First - his taxes due. He owes about $400,000 to the IRS. His tax debts should nearly have expired. But he had 1. a Failed Offer in Compromise on his case and 2. A bankruptcy filing (that was withdrawn) on his case. Both of these activities extended the statute of limitations for his taxes to expire. Normally - most of his tax debt would be expiring in 2014. But these actions extended his expiration of the debt to the end of 2015.
Second - expiration date of tax. So essentially , this old client's debt will expire in about 24 months from January 2014.
Third - financial analysis. Client has about $32,000 left in an IRA and has monthly disposable income after using IRS standards of $2500.00.
Before 2012 - this Offer would have been a likely no-go - $2500.00 x 48 months is $120,000 - throw in the IRA and you have a $152,000.00 Offer (more or less minus reductions in IRA for taxes, etc.).

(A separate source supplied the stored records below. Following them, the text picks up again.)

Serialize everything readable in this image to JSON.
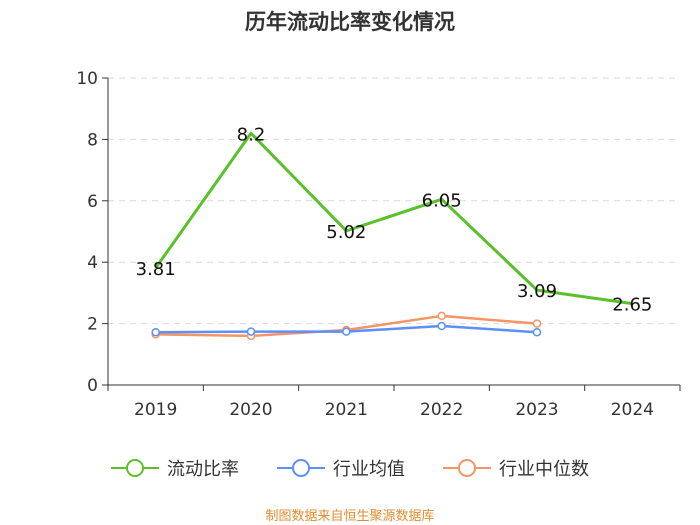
{
  "chart_data": {
    "type": "line",
    "title": "历年流动比率变化情况",
    "categories": [
      "2019",
      "2020",
      "2021",
      "2022",
      "2023",
      "2024"
    ],
    "ylim": [
      0,
      10
    ],
    "yticks": [
      0,
      2,
      4,
      6,
      8,
      10
    ],
    "grid": true,
    "series": [
      {
        "name": "流动比率",
        "color": "#5ac12a",
        "values": [
          3.81,
          8.2,
          5.02,
          6.05,
          3.09,
          2.65
        ],
        "labels": [
          "3.81",
          "8.2",
          "5.02",
          "6.05",
          "3.09",
          "2.65"
        ]
      },
      {
        "name": "行业均值",
        "color": "#5b8ff9",
        "values": [
          1.72,
          1.74,
          1.74,
          1.92,
          1.72,
          null
        ]
      },
      {
        "name": "行业中位数",
        "color": "#f59563",
        "values": [
          1.65,
          1.6,
          1.79,
          2.25,
          2.0,
          null
        ]
      }
    ],
    "legend_position": "bottom",
    "source": "制图数据来自恒生聚源数据库"
  }
}
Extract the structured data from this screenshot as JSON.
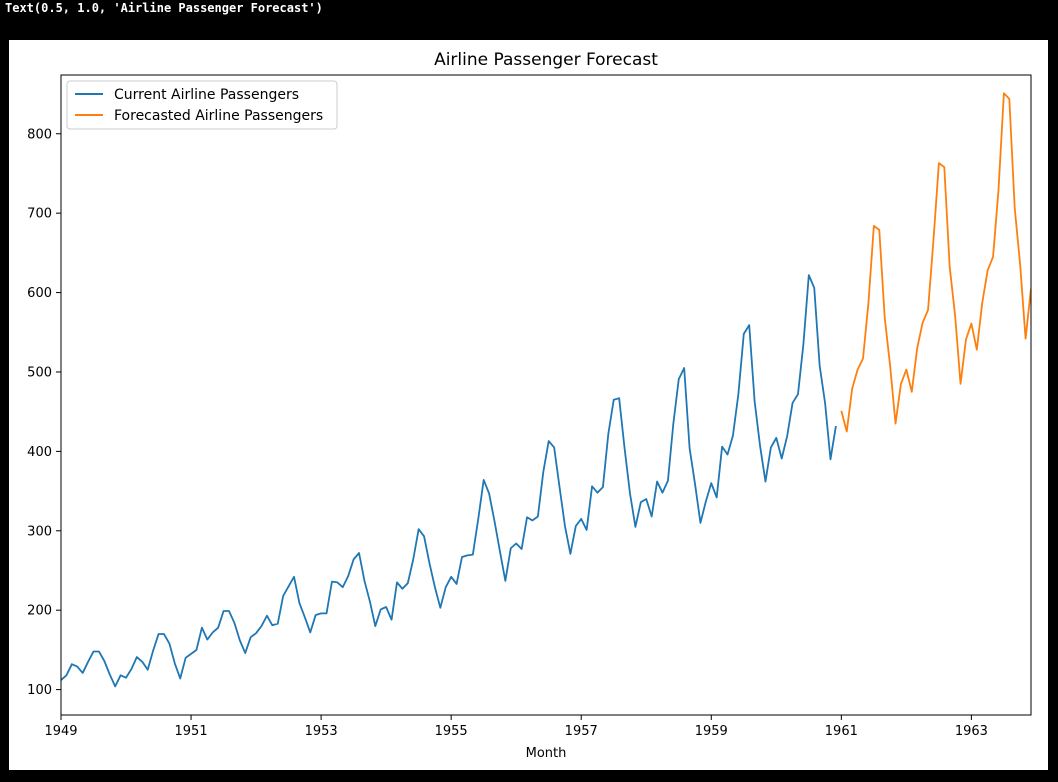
{
  "output_text": "Text(0.5, 1.0, 'Airline Passenger Forecast')",
  "chart_data": {
    "type": "line",
    "title": "Airline Passenger Forecast",
    "xlabel": "Month",
    "ylabel": "",
    "xlim": [
      1949.0,
      1963.9167
    ],
    "ylim": [
      68,
      874
    ],
    "x_ticks": [
      1949,
      1951,
      1953,
      1955,
      1957,
      1959,
      1961,
      1963
    ],
    "x_tick_labels": [
      "1949",
      "1951",
      "1953",
      "1955",
      "1957",
      "1959",
      "1961",
      "1963"
    ],
    "y_ticks": [
      100,
      200,
      300,
      400,
      500,
      600,
      700,
      800
    ],
    "y_tick_labels": [
      "100",
      "200",
      "300",
      "400",
      "500",
      "600",
      "700",
      "800"
    ],
    "legend_position": "top-left",
    "series": [
      {
        "name": "Current Airline Passengers",
        "color": "#1f77b4",
        "x_start": 1949.0,
        "x_step": 0.083333,
        "values": [
          112,
          118,
          132,
          129,
          121,
          135,
          148,
          148,
          136,
          119,
          104,
          118,
          115,
          126,
          141,
          135,
          125,
          149,
          170,
          170,
          158,
          133,
          114,
          140,
          145,
          150,
          178,
          163,
          172,
          178,
          199,
          199,
          184,
          162,
          146,
          166,
          171,
          180,
          193,
          181,
          183,
          218,
          230,
          242,
          209,
          191,
          172,
          194,
          196,
          196,
          236,
          235,
          229,
          243,
          264,
          272,
          237,
          211,
          180,
          201,
          204,
          188,
          235,
          227,
          234,
          264,
          302,
          293,
          259,
          229,
          203,
          229,
          242,
          233,
          267,
          269,
          270,
          315,
          364,
          347,
          312,
          274,
          237,
          278,
          284,
          277,
          317,
          313,
          318,
          374,
          413,
          405,
          355,
          306,
          271,
          306,
          315,
          301,
          356,
          348,
          355,
          422,
          465,
          467,
          404,
          347,
          305,
          336,
          340,
          318,
          362,
          348,
          363,
          435,
          491,
          505,
          404,
          359,
          310,
          337,
          360,
          342,
          406,
          396,
          420,
          472,
          548,
          559,
          463,
          407,
          362,
          405,
          417,
          391,
          419,
          461,
          472,
          535,
          622,
          606,
          508,
          461,
          390,
          432
        ]
      },
      {
        "name": "Forecasted Airline Passengers",
        "color": "#ff7f0e",
        "x_start": 1961.0,
        "x_step": 0.083333,
        "values": [
          451,
          425,
          479,
          503,
          517,
          587,
          684,
          679,
          569,
          508,
          435,
          485,
          503,
          475,
          530,
          562,
          578,
          666,
          763,
          758,
          632,
          571,
          485,
          541,
          561,
          528,
          587,
          628,
          645,
          729,
          851,
          844,
          706,
          635,
          542,
          605
        ]
      }
    ]
  }
}
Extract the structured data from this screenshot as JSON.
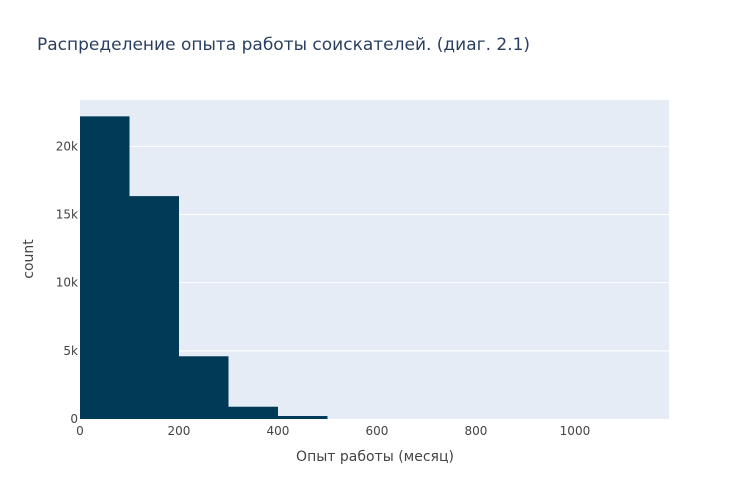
{
  "chart_data": {
    "type": "histogram",
    "title": "Распределение опыта работы соискателей. (диаг. 2.1)",
    "xlabel": "Опыт работы (месяц)",
    "ylabel": "count",
    "xlim": [
      0,
      1190
    ],
    "ylim": [
      0,
      23400
    ],
    "x_ticks": [
      {
        "value": 0,
        "label": "0"
      },
      {
        "value": 200,
        "label": "200"
      },
      {
        "value": 400,
        "label": "400"
      },
      {
        "value": 600,
        "label": "600"
      },
      {
        "value": 800,
        "label": "800"
      },
      {
        "value": 1000,
        "label": "1000"
      }
    ],
    "y_ticks": [
      {
        "value": 0,
        "label": "0"
      },
      {
        "value": 5000,
        "label": "5k"
      },
      {
        "value": 10000,
        "label": "10k"
      },
      {
        "value": 15000,
        "label": "15k"
      },
      {
        "value": 20000,
        "label": "20k"
      }
    ],
    "bins": [
      {
        "x0": 0,
        "x1": 100,
        "count": 22200
      },
      {
        "x0": 100,
        "x1": 200,
        "count": 16350
      },
      {
        "x0": 200,
        "x1": 300,
        "count": 4600
      },
      {
        "x0": 300,
        "x1": 400,
        "count": 900
      },
      {
        "x0": 400,
        "x1": 500,
        "count": 220
      }
    ],
    "grid": true,
    "colors": {
      "bar": "#003a57",
      "plot_bg": "#e5ecf6",
      "grid": "#ffffff",
      "text": "#444444",
      "title": "#2a3f5f"
    }
  }
}
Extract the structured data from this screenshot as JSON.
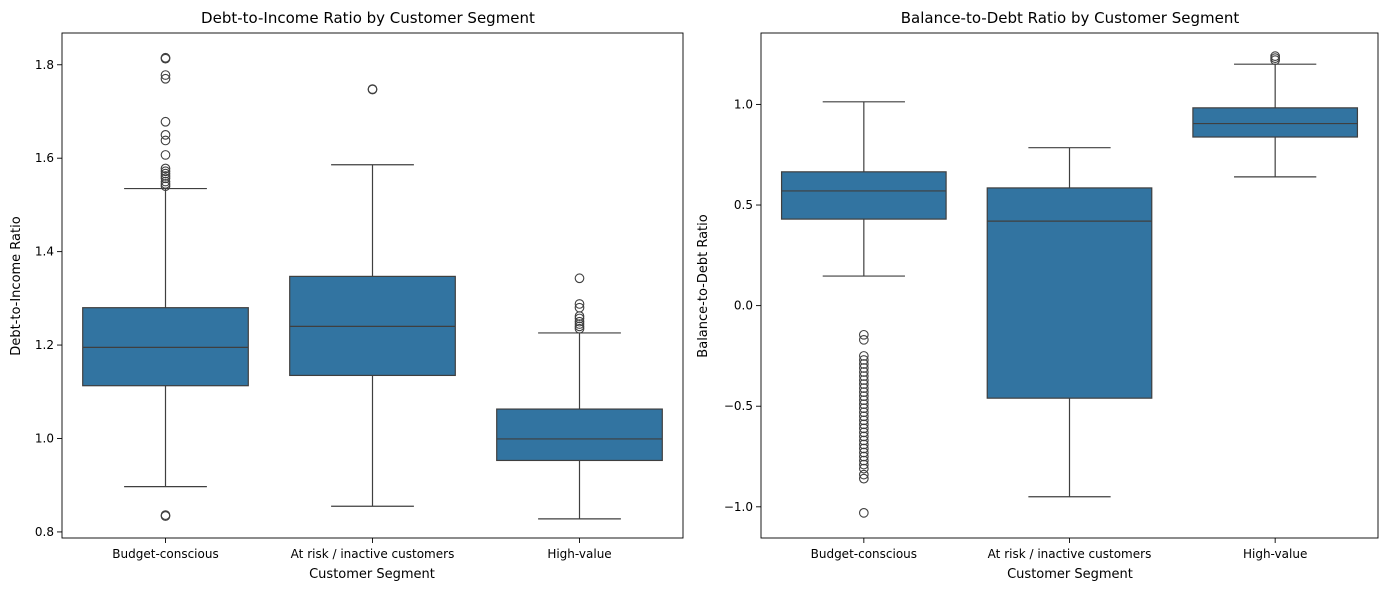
{
  "chart_data": [
    {
      "type": "box",
      "title": "Debt-to-Income Ratio by Customer Segment",
      "xlabel": "Customer Segment",
      "ylabel": "Debt-to-Income Ratio",
      "categories": [
        "Budget-conscious",
        "At risk / inactive customers",
        "High-value"
      ],
      "ylim": [
        0.787,
        1.868
      ],
      "yticks": [
        0.8,
        1.0,
        1.2,
        1.4,
        1.6,
        1.8
      ],
      "ytick_labels": [
        "0.8",
        "1.0",
        "1.2",
        "1.4",
        "1.6",
        "1.8"
      ],
      "box_color": "#3274a1",
      "boxes": [
        {
          "category": "Budget-conscious",
          "whisker_low": 0.897,
          "q1": 1.113,
          "median": 1.195,
          "q3": 1.28,
          "whisker_high": 1.535,
          "outliers": [
            1.815,
            1.813,
            1.778,
            1.77,
            1.678,
            1.65,
            1.638,
            1.607,
            1.578,
            1.572,
            1.567,
            1.562,
            1.557,
            1.55,
            1.545,
            1.54,
            0.836,
            0.834
          ]
        },
        {
          "category": "At risk / inactive customers",
          "whisker_low": 0.855,
          "q1": 1.135,
          "median": 1.24,
          "q3": 1.347,
          "whisker_high": 1.586,
          "outliers": [
            1.748,
            1.747
          ]
        },
        {
          "category": "High-value",
          "whisker_low": 0.828,
          "q1": 0.953,
          "median": 0.999,
          "q3": 1.063,
          "whisker_high": 1.226,
          "outliers": [
            1.343,
            1.288,
            1.28,
            1.262,
            1.257,
            1.25,
            1.245,
            1.24,
            1.235
          ]
        }
      ]
    },
    {
      "type": "box",
      "title": "Balance-to-Debt Ratio by Customer Segment",
      "xlabel": "Customer Segment",
      "ylabel": "Balance-to-Debt Ratio",
      "categories": [
        "Budget-conscious",
        "At risk / inactive customers",
        "High-value"
      ],
      "ylim": [
        -1.155,
        1.355
      ],
      "yticks": [
        -1.0,
        -0.5,
        0.0,
        0.5,
        1.0
      ],
      "ytick_labels": [
        "−1.0",
        "−0.5",
        "0.0",
        "0.5",
        "1.0"
      ],
      "box_color": "#3274a1",
      "boxes": [
        {
          "category": "Budget-conscious",
          "whisker_low": 0.147,
          "q1": 0.43,
          "median": 0.57,
          "q3": 0.665,
          "whisker_high": 1.013,
          "outliers": [
            -0.145,
            -0.17,
            -0.25,
            -0.27,
            -0.29,
            -0.31,
            -0.33,
            -0.35,
            -0.37,
            -0.39,
            -0.41,
            -0.43,
            -0.45,
            -0.47,
            -0.49,
            -0.51,
            -0.53,
            -0.55,
            -0.57,
            -0.59,
            -0.61,
            -0.63,
            -0.65,
            -0.67,
            -0.69,
            -0.71,
            -0.73,
            -0.75,
            -0.77,
            -0.79,
            -0.81,
            -0.84,
            -0.86,
            -1.03
          ]
        },
        {
          "category": "At risk / inactive customers",
          "whisker_low": -0.95,
          "q1": -0.46,
          "median": 0.42,
          "q3": 0.585,
          "whisker_high": 0.785,
          "outliers": []
        },
        {
          "category": "High-value",
          "whisker_low": 0.64,
          "q1": 0.838,
          "median": 0.905,
          "q3": 0.983,
          "whisker_high": 1.2,
          "outliers": [
            1.24,
            1.23,
            1.22
          ]
        }
      ]
    }
  ]
}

Fourth - the 12 month rule for disposable income. With the new "12 month rule," client's disposable income times 12 months is $30,000 throw in the IRA and you have $62,000 Offer - much more doable.
Finally - the expiration dates are a key litmus test to Offer success. The disposable income of $2500 also needs to be measured against when the debt will expire. If you can pay the debt off within the statute -- the Offer is a no-go. However in this case , $2500 times 24 months left -- most certainly will NOT pay the debt of $400,000. So...this guy's Offer is a go!